Received-SPF: pass (google.com: best guess record for domain of linux-kernel-owner@vger.kernel.org designates 209.132.180.67 as permitted sender) client-ip=209.132.180.67;
MIME-Version: 1.0
Content-Type: text/plain; charset=US-ASCII
Content-Transfer-Encoding: 7bit
Date:   Tue, 22 Jan 2019 09:59:49 +0100
From:   Stefan Agner <stefan@agner.ch>
To:     Mark Rutland <mark.rutland@arm.com>
Cc:     will.deacon@arm.com, shawnguo@kernel.org, l.stach@pengutronix.de,
        kernel@pengutronix.de, fabio.estevam@nxp.com, linux-imx@nxp.com,
        linux-arm-kernel@lists.infradead.org, linux-kernel@vger.kernel.org
Subject: Re: [PATCH] drivers/perf: handle multiple CPUs with single interrupts
In-Reply-To: <20190121172325.GD47506@lakrids.cambridge.arm.com>
References: <20190121144111.22716-1-stefan@agner.ch>
 <20190121172325.GD47506@lakrids.cambridge.arm.com>
Message-ID: <730dcd70a60efc0756570153b6ea84d2@agner.ch>
User-Agent: Roundcube Webmail/1.3.7
Sender: linux-kernel-owner@vger.kernel.org
Precedence: bulk

On 21.01.2019 18:23, Mark Rutland wrote:
> Hi Stefan,
> 
> On Mon, Jan 21, 2019 at 03:41:11PM +0100, Stefan Agner wrote:
>> Currently, if only a single interrupt is available, the code assigns
>> this single interrupt to the first CPU. All other CPUs are left
>> unsupported. This allows to use perf events only on processes using
>> the first CPU. This is not obvious to the user.
>>
>> Instead, disable interrupts but support all CPUs. This allows to use
>> the PMU on all CPUs for all events other than sampling events which do
>> require interrupt support.
> 
> Even for non-sampling events we use the overflow interrupt to ensure
> that we don't lose count across overflows, and without that interrupt,
> we cannot guarantee that the results are accurate.
> 
> For example:
> 
> 	Program counter to 0
> 	Start program
> 	< counter overflows, no interrupt >
> 	< counter overflows, no interrupt >
> 	Stop program
> 	Counter reads as 5
> 
> 
> ... which we cannot distinguish from:
> 
> 	Program counter to 0
> 	Start program
> 	< counter overflows, no interrupt >
> 	< counter overflows, no interrupt >
> 	< counter overflows, no interrupt >
> 	< counter overflows, no interrupt >
> 	< counter overflows, no interrupt >
> 	< counter overflows, no interrupt >
> 	Stop program
> 	Counter reads as 5
> 
> ... and thus cannot provide any reasonable confidence in results.

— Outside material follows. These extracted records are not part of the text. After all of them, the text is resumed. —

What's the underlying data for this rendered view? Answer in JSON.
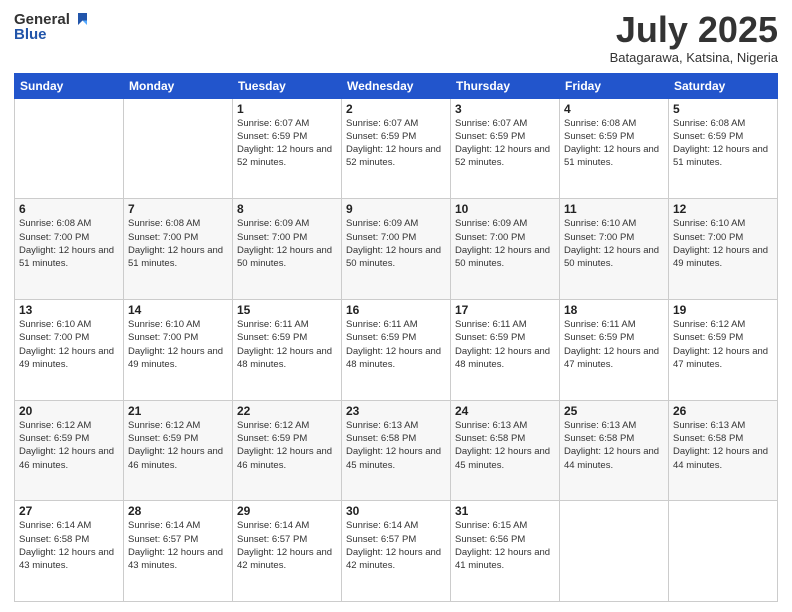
{
  "header": {
    "logo_general": "General",
    "logo_blue": "Blue",
    "title": "July 2025",
    "location": "Batagarawa, Katsina, Nigeria"
  },
  "days_of_week": [
    "Sunday",
    "Monday",
    "Tuesday",
    "Wednesday",
    "Thursday",
    "Friday",
    "Saturday"
  ],
  "weeks": [
    [
      {
        "day": "",
        "info": ""
      },
      {
        "day": "",
        "info": ""
      },
      {
        "day": "1",
        "info": "Sunrise: 6:07 AM\nSunset: 6:59 PM\nDaylight: 12 hours and 52 minutes."
      },
      {
        "day": "2",
        "info": "Sunrise: 6:07 AM\nSunset: 6:59 PM\nDaylight: 12 hours and 52 minutes."
      },
      {
        "day": "3",
        "info": "Sunrise: 6:07 AM\nSunset: 6:59 PM\nDaylight: 12 hours and 52 minutes."
      },
      {
        "day": "4",
        "info": "Sunrise: 6:08 AM\nSunset: 6:59 PM\nDaylight: 12 hours and 51 minutes."
      },
      {
        "day": "5",
        "info": "Sunrise: 6:08 AM\nSunset: 6:59 PM\nDaylight: 12 hours and 51 minutes."
      }
    ],
    [
      {
        "day": "6",
        "info": "Sunrise: 6:08 AM\nSunset: 7:00 PM\nDaylight: 12 hours and 51 minutes."
      },
      {
        "day": "7",
        "info": "Sunrise: 6:08 AM\nSunset: 7:00 PM\nDaylight: 12 hours and 51 minutes."
      },
      {
        "day": "8",
        "info": "Sunrise: 6:09 AM\nSunset: 7:00 PM\nDaylight: 12 hours and 50 minutes."
      },
      {
        "day": "9",
        "info": "Sunrise: 6:09 AM\nSunset: 7:00 PM\nDaylight: 12 hours and 50 minutes."
      },
      {
        "day": "10",
        "info": "Sunrise: 6:09 AM\nSunset: 7:00 PM\nDaylight: 12 hours and 50 minutes."
      },
      {
        "day": "11",
        "info": "Sunrise: 6:10 AM\nSunset: 7:00 PM\nDaylight: 12 hours and 50 minutes."
      },
      {
        "day": "12",
        "info": "Sunrise: 6:10 AM\nSunset: 7:00 PM\nDaylight: 12 hours and 49 minutes."
      }
    ],
    [
      {
        "day": "13",
        "info": "Sunrise: 6:10 AM\nSunset: 7:00 PM\nDaylight: 12 hours and 49 minutes."
      },
      {
        "day": "14",
        "info": "Sunrise: 6:10 AM\nSunset: 7:00 PM\nDaylight: 12 hours and 49 minutes."
      },
      {
        "day": "15",
        "info": "Sunrise: 6:11 AM\nSunset: 6:59 PM\nDaylight: 12 hours and 48 minutes."
      },
      {
        "day": "16",
        "info": "Sunrise: 6:11 AM\nSunset: 6:59 PM\nDaylight: 12 hours and 48 minutes."
      },
      {
        "day": "17",
        "info": "Sunrise: 6:11 AM\nSunset: 6:59 PM\nDaylight: 12 hours and 48 minutes."
      },
      {
        "day": "18",
        "info": "Sunrise: 6:11 AM\nSunset: 6:59 PM\nDaylight: 12 hours and 47 minutes."
      },
      {
        "day": "19",
        "info": "Sunrise: 6:12 AM\nSunset: 6:59 PM\nDaylight: 12 hours and 47 minutes."
      }
    ],
    [
      {
        "day": "20",
        "info": "Sunrise: 6:12 AM\nSunset: 6:59 PM\nDaylight: 12 hours and 46 minutes."
      },
      {
        "day": "21",
        "info": "Sunrise: 6:12 AM\nSunset: 6:59 PM\nDaylight: 12 hours and 46 minutes."
      },
      {
        "day": "22",
        "info": "Sunrise: 6:12 AM\nSunset: 6:59 PM\nDaylight: 12 hours and 46 minutes."
      },
      {
        "day": "23",
        "info": "Sunrise: 6:13 AM\nSunset: 6:58 PM\nDaylight: 12 hours and 45 minutes."
      },
      {
        "day": "24",
        "info": "Sunrise: 6:13 AM\nSunset: 6:58 PM\nDaylight: 12 hours and 45 minutes."
      },
      {
        "day": "25",
        "info": "Sunrise: 6:13 AM\nSunset: 6:58 PM\nDaylight: 12 hours and 44 minutes."
      },
      {
        "day": "26",
        "info": "Sunrise: 6:13 AM\nSunset: 6:58 PM\nDaylight: 12 hours and 44 minutes."
      }
    ],
    [
      {
        "day": "27",
        "info": "Sunrise: 6:14 AM\nSunset: 6:58 PM\nDaylight: 12 hours and 43 minutes."
      },
      {
        "day": "28",
        "info": "Sunrise: 6:14 AM\nSunset: 6:57 PM\nDaylight: 12 hours and 43 minutes."
      },
      {
        "day": "29",
        "info": "Sunrise: 6:14 AM\nSunset: 6:57 PM\nDaylight: 12 hours and 42 minutes."
      },
      {
        "day": "30",
        "info": "Sunrise: 6:14 AM\nSunset: 6:57 PM\nDaylight: 12 hours and 42 minutes."
      },
      {
        "day": "31",
        "info": "Sunrise: 6:15 AM\nSunset: 6:56 PM\nDaylight: 12 hours and 41 minutes."
      },
      {
        "day": "",
        "info": ""
      },
      {
        "day": "",
        "info": ""
      }
    ]
  ]
}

Oh ok I see, this is not what we want at all!

Currently we register that one IRQ for CPU0. So what happens today is:

 	Program counter to 0
 	Start program
        < program scheduled on CPU0 >
 	< counter overflows, interrupt >
        < program scheduled on CPU1 >
 	< counter overflows, no interrupt >
 	< counter overflows, no interrupt >
 	Stop program
 	Counter reads as 5

Which is off too...

I could also reproduce this by manually moving the process between
CPU0/1...

We probably should not probe the driver at all then? It seems rather
unwise to provide users PMU data which might be plain wrong.

> 
> In theory, we could use a hrtimer to periodically refresh the events to
> prevent this, but this would need to be set at some very high frequency
> to account for the fastest potential counter, and would significantly
> degrade performance.
> 
> I don't think that's going to be reliable, and given that, I don't think
> that we can support muxed IRQs in this way.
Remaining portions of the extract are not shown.